Unsolved Mysteries: hypo- and hyperpigmentation

September 1, 2004

There is alitany of genetic and acquired disorders that cause hyper- and hypopigmentation, and no one-size-fits-all treatment for either the loss of or an excess of pigment.

There is a litany of genetic and acquired disorders that cause hyper- and hypopigmentation, and no one-size-fits-all treatment for either the loss of or an excess of pigment. In fact, dermatologists have little to offer many patients who walk into their offices with hypo- or hyperpigmentation, according to Norman Levine, M.D., professor of dermatology at the University of Arizona, Tucson, and a Dermatology Times editorial advisor.

"With vitiligo, there are a lot of things that we try," he says. "Some patients respond to super-potent topical steroids, narrow-band UVB phototherapy or photochemotherapy. The calcineurin inhibitors, pimecrolimus and tacrolimus, are now being touted as being helpful for vitiligo."

"The theory would be that if you changed the immune status locally, perhaps you could stimulate the melanocytes to make melanin once again," he says.

According to Dr. Levine, tinea versicolor is easy to treat with small doses of either ketoconazole (Nizoral, Janssen-Cilag) or itraconazole (Sporanox, Janssen Pharmaceutica). He generally treats patients who have tinea versicolor with 400 mg of ketoconazole and repeats that dose in one week. He continues to use the system of administration popularized years ago. He instructs patients to sweat about an hour and a half or two hours after taking the medication. The theory is that by sweating, patients secrete the drug in their sweat and, therefore, bathe the organism in the drug.

While the outcome for these patients is usually good, many suffer recurrences and require additional treatments, he says.

Like its lighter counterpart, hyperpigmentation occurs in many diseases, which do not share a common treatment.

Dermatologists usually face the problem when patients with melasma want to lighten the dark areas. For these patients, Dr. Levine uses an old treatment that has been resurrected as Tri-Luma Cream (Galderma Laboratories).

Tri-Luma is a combination of 4 percent hydroquinone, 0.01 percent fluocinolone acetonide and 0.05 percent tretinoin.

"(Tri-Luma) is not a miracle drug, but there are patients who respond very well to it," Dr. Levine says. "The side effects include mild irritation, and there is a side effect to the pocket book - it is quite expensive. It does not contain a sunscreen, so people must use a sunscreen."

Dermatologists also frequently see patients with post-inflammatory hyperpigmentation. The condition frustrates dermatologists and patients because the pigmentation is deeper in the skin and is not amenable to therapy. Dr.
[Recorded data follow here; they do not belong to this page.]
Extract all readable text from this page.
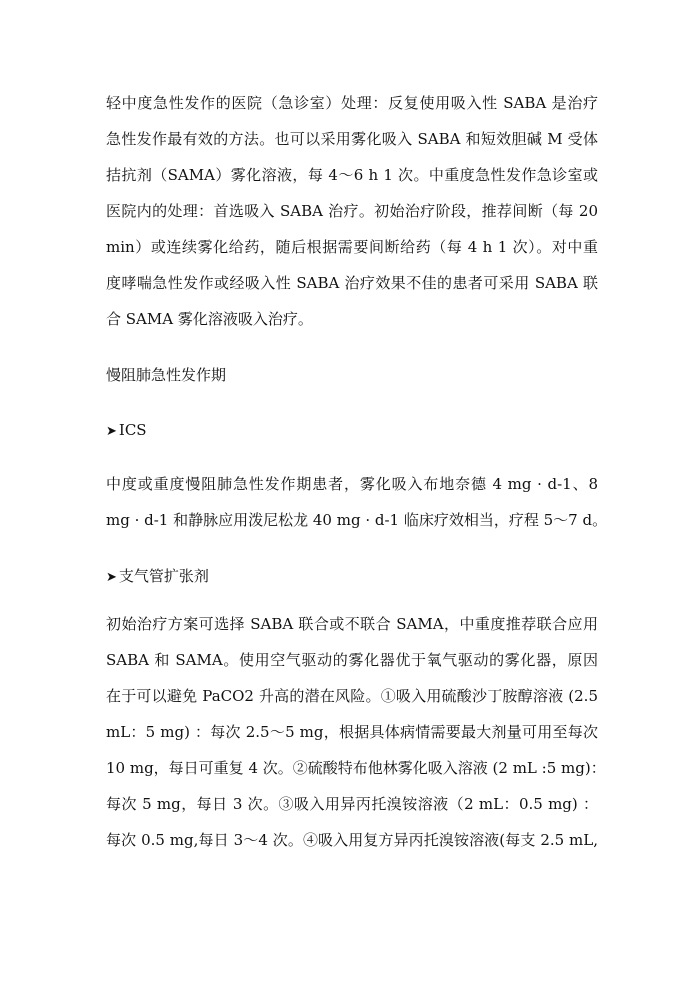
轻中度急性发作的医院（急诊室）处理：反复使用吸入性 SABA 是治疗
急性发作最有效的方法。也可以采用雾化吸入 SABA 和短效胆碱 M 受体
拮抗剂（SAMA）雾化溶液，每 4～6 h 1 次。中重度急性发作急诊室或
医院内的处理：首选吸入 SABA 治疗。初始治疗阶段，推荐间断（每 20
min）或连续雾化给药，随后根据需要间断给药（每 4 h 1 次）。对中重
度哮喘急性发作或经吸入性 SABA 治疗效果不佳的患者可采用 SABA 联
合 SAMA 雾化溶液吸入治疗。
慢阻肺急性发作期
➤ ICS
中度或重度慢阻肺急性发作期患者，雾化吸入布地奈德 4 mg · d-1、8
mg · d-1 和静脉应用泼尼松龙 40 mg · d-1 临床疗效相当，疗程 5～7 d。
➤ 支气管扩张剂
初始治疗方案可选择 SABA 联合或不联合 SAMA，中重度推荐联合应用
SABA 和 SAMA。使用空气驱动的雾化器优于氧气驱动的雾化器，原因
在于可以避免 PaCO2 升高的潜在风险。①吸入用硫酸沙丁胺醇溶液 (2.5
mL：5 mg) ：每次 2.5～5 mg，根据具体病情需要最大剂量可用至每次
10 mg，每日可重复 4 次。②硫酸特布他林雾化吸入溶液 (2 mL :5 mg)：
每次 5 mg，每日 3 次。③吸入用异丙托溴铵溶液（2 mL：0.5 mg) ：
每次 0.5 mg,每日 3～4 次。④吸入用复方异丙托溴铵溶液(每支 2.5 mL,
Levine says physicians have tried to solve the problem with topical treatments and even laser therapy, but with little or no success.

"We do not have much to offer people who have post-inflammatory hyperpigmentation," he says.

Some patients who have severe vitiligo but some normal pigmentation want their normally pigmented skin lightened because the normally pigmented areas stand out. Dr. Levine uses Benoquin (Icn Pharmaceuticals, Inc.) to bleach out the skin completely.

Some cosmetic treatments can cause pigmentary changes. The CO2 resurfacing laser has been known to result in permanent post-hypopigmentation. And, theoretically, you can get pigmentary changes with intense pulsed light therapy, but that tends not to be a major problem, according to Dr. Levine.

"We have not made very great strides in the treatment of diseases where pigmentation is the end result," he says.